A third statement produced in Albany by an Oregon State Police investigator was similarly suspect. State police officers and sheriff’s deputies at Eugene had intercepted the train returning Folkes to Oregon and took him into custody in the early evening hours, warning him that a “lynch mob” awaited him in Albany. Shoving him into the back seat of a car between two lawmen, they took back roads through Brownsville, Sweet Home, and Lebanon before delivering him to the Linn County jail. OSP Medical Examiner John Beeman interrogated him, again without counsel, and drafted a disjointed, contradictory, sixteen-page “statement” that was presented in court as Folkes’s “confession.” Folkes neither reviewed nor signed any of the supposed statements and denied having made them, but Circuit Judge John Lewelling allowed prosecutors to read them to the jury and provide them with written copies.

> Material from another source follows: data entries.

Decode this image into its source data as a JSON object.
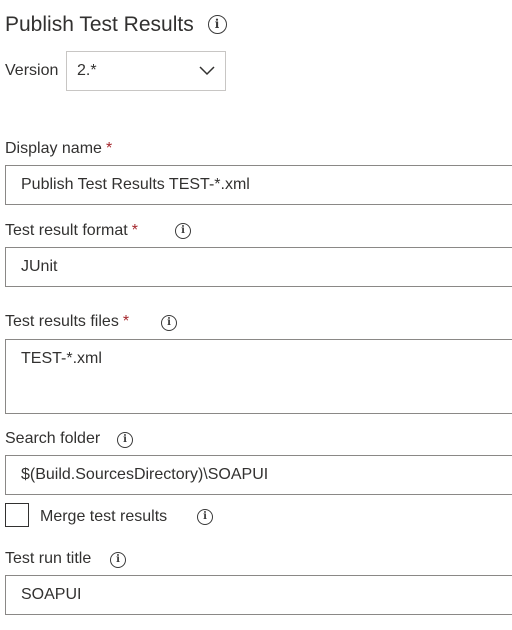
{
  "header": {
    "title": "Publish Test Results",
    "info_icon": "info-circle-icon"
  },
  "version": {
    "label": "Version",
    "selected": "2.*",
    "chevron_icon": "chevron-down-icon"
  },
  "display_name": {
    "label": "Display name",
    "required_mark": "*",
    "value": "Publish Test Results TEST-*.xml"
  },
  "test_result_format": {
    "label": "Test result format",
    "required_mark": "*",
    "value": "JUnit",
    "info_icon": "info-circle-icon"
  },
  "test_results_files": {
    "label": "Test results files",
    "required_mark": "*",
    "value": "TEST-*.xml",
    "info_icon": "info-circle-icon"
  },
  "search_folder": {
    "label": "Search folder",
    "value": "$(Build.SourcesDirectory)\\SOAPUI",
    "info_icon": "info-circle-icon"
  },
  "merge_test_results": {
    "label": "Merge test results",
    "checked": false,
    "info_icon": "info-circle-icon"
  },
  "test_run_title": {
    "label": "Test run title",
    "value": "SOAPUI",
    "info_icon": "info-circle-icon"
  },
  "colors": {
    "text": "#323130",
    "required": "#a4262c",
    "field_border": "#8a8886",
    "select_border": "#c8c6c4",
    "background": "#ffffff"
  }
}
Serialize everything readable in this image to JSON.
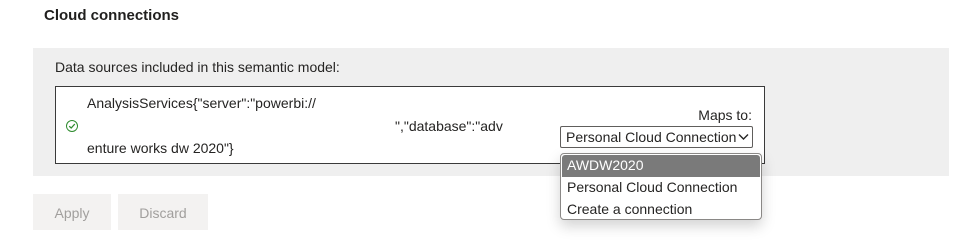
{
  "section": {
    "title": "Cloud connections"
  },
  "panel": {
    "label": "Data sources included in this semantic model:",
    "source": {
      "line1": "AnalysisServices{\"server\":\"powerbi://",
      "line2": "\",\"database\":\"adv",
      "line3": "enture works dw 2020\"}"
    },
    "maps_to": {
      "label": "Maps to:",
      "selected": "Personal Cloud Connection",
      "options": [
        "AWDW2020",
        "Personal Cloud Connection",
        "Create a connection"
      ],
      "highlighted_index": 0
    }
  },
  "buttons": {
    "apply": "Apply",
    "discard": "Discard"
  },
  "colors": {
    "status_ok": "#2e8b2e",
    "panel_bg": "#efefef",
    "highlight": "#7a7a7a"
  }
}
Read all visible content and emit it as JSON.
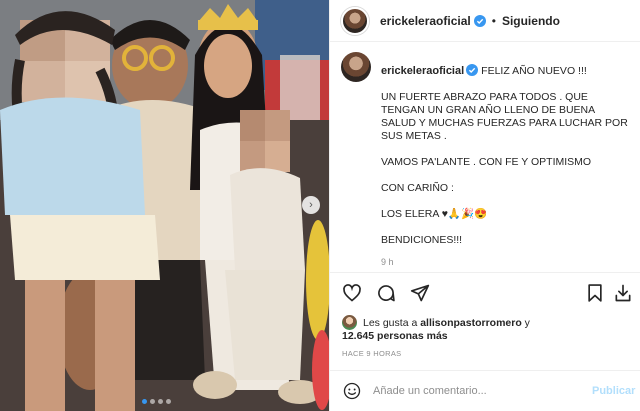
{
  "post": {
    "username": "erickeleraoficial",
    "header_separator": "•",
    "follow_status": "Siguiendo",
    "caption": {
      "line1": "FELIZ AÑO NUEVO !!!",
      "para1": "UN FUERTE ABRAZO PARA TODOS . QUE TENGAN UN GRAN AÑO LLENO DE BUENA SALUD Y MUCHAS FUERZAS PARA LUCHAR POR SUS METAS .",
      "para2": "VAMOS PA'LANTE . CON FE Y OPTIMISMO",
      "para3": "CON CARIÑO :",
      "para4": "LOS ELERA ♥🙏🎉😍",
      "para5": "BENDICIONES!!!",
      "time": "9 h"
    },
    "likes": {
      "prefix": "Les gusta a",
      "user": "allisonpastorromero",
      "conjunction": "y",
      "others": "12.645 personas más"
    },
    "posted_ago": "HACE 9 HORAS",
    "comment_input": {
      "placeholder": "Añade un comentario...",
      "value": ""
    },
    "publish_label": "Publicar",
    "carousel": {
      "count": 4,
      "active_index": 0
    }
  },
  "icons": {
    "like": "heart-icon",
    "comment": "comment-bubble-icon",
    "share": "paper-plane-icon",
    "save": "bookmark-icon",
    "download": "download-icon",
    "emoji": "smiley-icon",
    "verified": "verified-badge-icon",
    "next": "chevron-right-icon"
  },
  "colors": {
    "verified": "#3897f0",
    "publish_disabled": "#b2dffc",
    "secondary_text": "#8e8e8e",
    "active_dot": "#3797f0"
  }
}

The jury deliberated for seventeen hours. Judge Lewelling refused the initial reports of a hung jury and required the eight women and four men to sleep on wooden floors in an empty courtroom. They returned a guilty verdict the next morning. On appeal, the Oregon Supreme Court returned a five-to-two decision upholding the death sentence. The two dissenting justices questioned the integrity of interrogating officers; and Justice George Rossman, an expert on criminal procedure, argued that the “statements” contradicted sworn testimony from officers involved and should not have been allowed into evidence.

The Portland NAACP circulated Rossman’s dissent in petitioning campaigns demanding Governor Earl Snell extend clemency. William McClendon, a civil rights activist and journalist, devoted the first issue of the People’s Observer to Folkes, linking the case with antilabor repression and racism in Oregon’s wartime industries. He inspired a coalition of church members, clergymen, the Urban League, dining car workers’ unions, and the NAACP to try to save Folkes, attracting national support and rekindling opposition to the death penalty in Oregon. A counter-campaign, with connections to the Masonic Order and other fraternal organizations—the victim's father was the Worshipful Master of Masonic Lodge 1 who appealed to the former governor of Virginia, a fellow lodge member, to ask Oregon Governor Snell, also a Mason, to intervene in the case and ensure a conviction—demanded that the sentence be carried out. The appeal to the Supreme Court was refused, and Snell refused to intervene.

On January 5, 1945, Folkes became the second Black man executed by the State of Oregon.